Arrecadação com novo imposto bate recorde em 2024, apesar da queda nas compras internacionais
A Secretaria da Receita Federal informou nesta quarta-feira (29) que o número de encomendas internacionais feitas pelos brasileiros caiu 11% em 2024 na comparação com 2023. Foram 187,12 milhões de mercadorias compradas no exterior em 2024, contra 209,58 milhões no ano anterior.
Programa Remessa Conforme
A importação por meio do Programa Remessa Conforme representou 91,5% do total de importações de 2024, com 171.323.467 declarações de importações registradas. Apesar da queda no número de remessas internacionais, a arrecadação do imposto de importação cresceu 40,7% em relação a 2023. O governo recolheu R$ 2,8 bilhões, um recorde histórico.
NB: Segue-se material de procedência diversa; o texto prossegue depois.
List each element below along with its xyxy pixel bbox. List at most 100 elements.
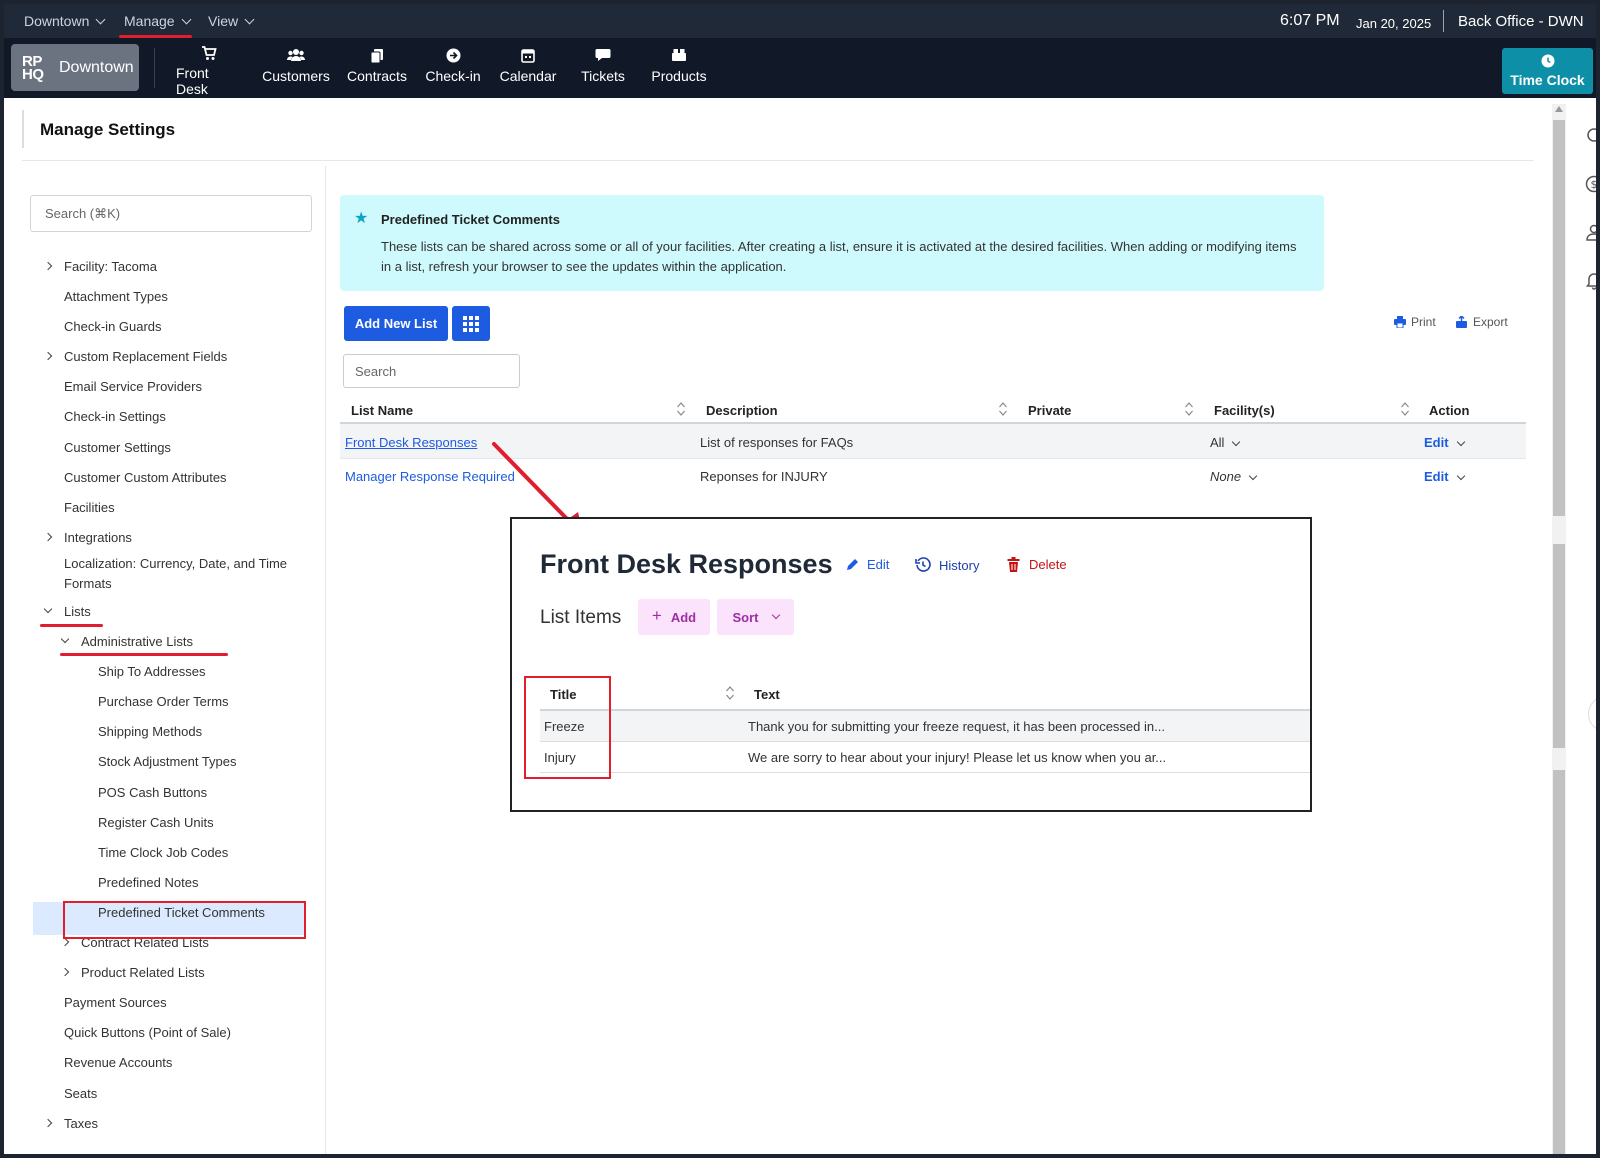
chevron-down-icon bbox=[1248, 471, 1258, 480]
sidebar-item[interactable]: Register Cash Units bbox=[98, 815, 214, 830]
nav-tickets[interactable]: Tickets bbox=[578, 46, 628, 92]
history-button[interactable]: History bbox=[915, 557, 979, 573]
divider bbox=[1443, 10, 1444, 32]
add-item-button[interactable]: + Add bbox=[638, 599, 710, 635]
sidebar-item[interactable]: Facilities bbox=[64, 500, 115, 515]
edit-button[interactable]: Edit bbox=[845, 557, 889, 572]
sidebar-item[interactable]: Quick Buttons (Point of Sale) bbox=[64, 1025, 231, 1040]
facility-select[interactable]: All bbox=[1210, 435, 1241, 450]
sidebar-item[interactable]: Facility: Tacoma bbox=[64, 259, 157, 274]
nav-calendar-label: Calendar bbox=[499, 68, 557, 84]
print-button[interactable]: Print bbox=[1394, 315, 1436, 329]
export-button[interactable]: Export bbox=[1456, 315, 1508, 329]
export-icon bbox=[1456, 316, 1467, 328]
chevron-down-icon[interactable] bbox=[60, 634, 70, 644]
column-header-private[interactable]: Private bbox=[1028, 403, 1071, 418]
menu-downtown[interactable]: Downtown bbox=[24, 4, 106, 38]
dollar-icon[interactable]: $ bbox=[1584, 174, 1600, 194]
clock-icon bbox=[1541, 54, 1554, 68]
nav-front-desk[interactable]: Front Desk bbox=[176, 46, 242, 97]
bell-icon[interactable] bbox=[1584, 270, 1600, 290]
chevron-right-icon[interactable] bbox=[43, 351, 53, 361]
sidebar-item[interactable]: Formats bbox=[64, 576, 112, 591]
row-action-menu[interactable]: Edit bbox=[1424, 435, 1465, 450]
column-header-description[interactable]: Description bbox=[706, 403, 778, 418]
sidebar-item[interactable]: Purchase Order Terms bbox=[98, 694, 229, 709]
time-clock-button[interactable]: Time Clock bbox=[1502, 48, 1593, 94]
user-icon[interactable] bbox=[1584, 222, 1600, 242]
sidebar-item[interactable]: Custom Replacement Fields bbox=[64, 349, 227, 364]
sidebar-item[interactable]: Check-in Guards bbox=[64, 319, 162, 334]
sort-icon[interactable] bbox=[676, 400, 686, 418]
nav-contracts[interactable]: Contracts bbox=[347, 46, 407, 92]
add-new-list-button[interactable]: Add New List bbox=[344, 306, 448, 341]
list-search-input[interactable]: Search bbox=[343, 354, 520, 388]
sidebar-item[interactable]: Shipping Methods bbox=[98, 724, 202, 739]
grid-view-button[interactable] bbox=[452, 306, 490, 341]
column-header-text: Text bbox=[754, 687, 780, 702]
nav-customers[interactable]: Customers bbox=[262, 46, 330, 92]
sidebar-item[interactable]: Integrations bbox=[64, 530, 132, 545]
chevron-right-icon[interactable] bbox=[43, 1118, 53, 1128]
sidebar-item[interactable]: Revenue Accounts bbox=[64, 1055, 172, 1070]
sidebar-item[interactable]: Product Related Lists bbox=[81, 965, 205, 980]
sidebar-item[interactable]: Localization: Currency, Date, and Time bbox=[64, 556, 287, 571]
settings-search-input[interactable]: Search (⌘K) bbox=[30, 195, 312, 232]
column-header-action: Action bbox=[1429, 403, 1470, 418]
nav-products[interactable]: Products bbox=[648, 46, 710, 92]
chevron-right-icon[interactable] bbox=[43, 261, 53, 271]
history-label: History bbox=[939, 557, 980, 573]
sidebar-item[interactable]: Predefined Notes bbox=[98, 875, 198, 890]
delete-button[interactable]: Delete bbox=[1007, 557, 1067, 572]
sidebar-item[interactable]: POS Cash Buttons bbox=[98, 785, 207, 800]
list-description: Reponses for INJURY bbox=[700, 469, 828, 484]
sort-icon[interactable] bbox=[725, 684, 735, 702]
sidebar-item[interactable]: Check-in Settings bbox=[64, 409, 166, 424]
chevron-down-icon bbox=[95, 14, 106, 24]
sidebar-item[interactable]: Customer Settings bbox=[64, 440, 171, 455]
scrollbar-thumb[interactable] bbox=[1553, 770, 1565, 1154]
search-icon[interactable] bbox=[1584, 126, 1600, 146]
sidebar-item[interactable]: Administrative Lists bbox=[81, 634, 193, 649]
location-label[interactable]: Back Office - DWN bbox=[1458, 4, 1584, 38]
sidebar-item[interactable]: Stock Adjustment Types bbox=[98, 754, 237, 769]
sidebar-item[interactable]: Ship To Addresses bbox=[98, 664, 205, 679]
sidebar-item[interactable]: Seats bbox=[64, 1086, 97, 1101]
list-name-link[interactable]: Front Desk Responses bbox=[345, 435, 477, 450]
banner-title: Predefined Ticket Comments bbox=[381, 212, 560, 227]
export-label: Export bbox=[1473, 315, 1508, 329]
sidebar-item[interactable]: Email Service Providers bbox=[64, 379, 202, 394]
collapse-tab[interactable] bbox=[1588, 696, 1596, 732]
row-action-menu[interactable]: Edit bbox=[1424, 469, 1465, 484]
facility-select[interactable]: None bbox=[1210, 469, 1258, 484]
nav-calendar[interactable]: Calendar bbox=[500, 46, 556, 92]
sidebar-item[interactable]: Time Clock Job Codes bbox=[98, 845, 228, 860]
scrollbar-thumb[interactable] bbox=[1553, 120, 1565, 516]
menu-manage[interactable]: Manage bbox=[124, 4, 192, 38]
sort-icon[interactable] bbox=[1184, 400, 1194, 418]
chevron-down-icon[interactable] bbox=[43, 604, 53, 614]
sidebar-item[interactable]: Lists bbox=[64, 604, 91, 619]
sidebar-item[interactable]: Customer Custom Attributes bbox=[64, 470, 227, 485]
facility-switcher[interactable]: RP HQ Downtown bbox=[11, 44, 139, 91]
menu-view[interactable]: View bbox=[208, 4, 255, 38]
nav-check-in[interactable]: Check-in bbox=[425, 46, 481, 92]
column-header-list-name[interactable]: List Name bbox=[351, 403, 413, 418]
column-header-facilities[interactable]: Facility(s) bbox=[1214, 403, 1275, 418]
sort-label: Sort bbox=[732, 609, 759, 625]
chevron-right-icon[interactable] bbox=[60, 967, 70, 977]
edit-link: Edit bbox=[1424, 435, 1449, 450]
sidebar-item[interactable]: Attachment Types bbox=[64, 289, 168, 304]
sidebar-item[interactable]: Taxes bbox=[64, 1116, 98, 1131]
list-items-heading: List Items bbox=[540, 607, 622, 628]
sort-icon[interactable] bbox=[1400, 400, 1410, 418]
scroll-up-arrow[interactable] bbox=[1555, 106, 1563, 112]
chevron-right-icon[interactable] bbox=[43, 532, 53, 542]
sort-icon[interactable] bbox=[998, 400, 1008, 418]
sidebar-item[interactable]: Payment Sources bbox=[64, 995, 167, 1010]
delete-label: Delete bbox=[1029, 557, 1067, 572]
scrollbar-thumb[interactable] bbox=[1553, 544, 1565, 748]
chevron-down-icon bbox=[244, 14, 255, 24]
sort-button[interactable]: Sort bbox=[717, 599, 794, 635]
chevron-right-icon[interactable] bbox=[60, 937, 70, 947]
Em 2023, a arrecadação havia somado R$ 1,98 bilhão, um crescimento de R$ 808 milhões.
Impacto do Dólar e Novas Taxas
Com a disparada de 27% do dólar no ano passado, também subiu o valor das importações, atingindo R$ 16,6 bilhões em 2024, comparado a R$ 6,4 bilhões em 2023. Dados da Receita Federal apontam que, somente com a taxação das encomendas abaixo de US$ 50, foram arrecadados R$ 670 milhões entre agosto e dezembro do ano passado.
Tributação e Reações
O Programa Remessa Conforme, criado em 2023, regulariza a importação de mercadorias, incluindo a “taxa da blusinha”. Inicialmente, compras até US$ 50 eram isentas do imposto de importação, mas tinham que ser declaradas à Receita. Em 2024, o governo, junto com o Congresso Nacional, instituiu uma alíquota de 20% para compras do exterior de até US$ 50, e os estados elevaram o ICMS para 20% a partir de abril.
Reações dos Varejistas
A Shein calculou que os consumidores já pagam no Brasil uma carga tributária combinada de 44,5% em compras internacionais de até US$ 50, subindo para 50% em abril de 2025. A empresa afirmou que essa decisão impacta desproporcionalmente as populações mais vulneráveis. A AliExpress também demonstrou preocupação com o aumento do ICMS, que eleva a carga tributária efetiva para produtos acima de US$ 50 para 50%, podendo dobrar o imposto.
Posição dos Varejistas Nacionais
O presidente do Instituto para Desenvolvimento do Varejo (IDV), Jorge Gonçalves Filho, afirmou que a carga tributária sobre produtos nacionais é muito maior, chegando a 90%. Ele argumentou que o aumento do ICMS “não deverá ter impacto significativo nas importações cross-border”, mas é um passo em direção à isonomia tributária.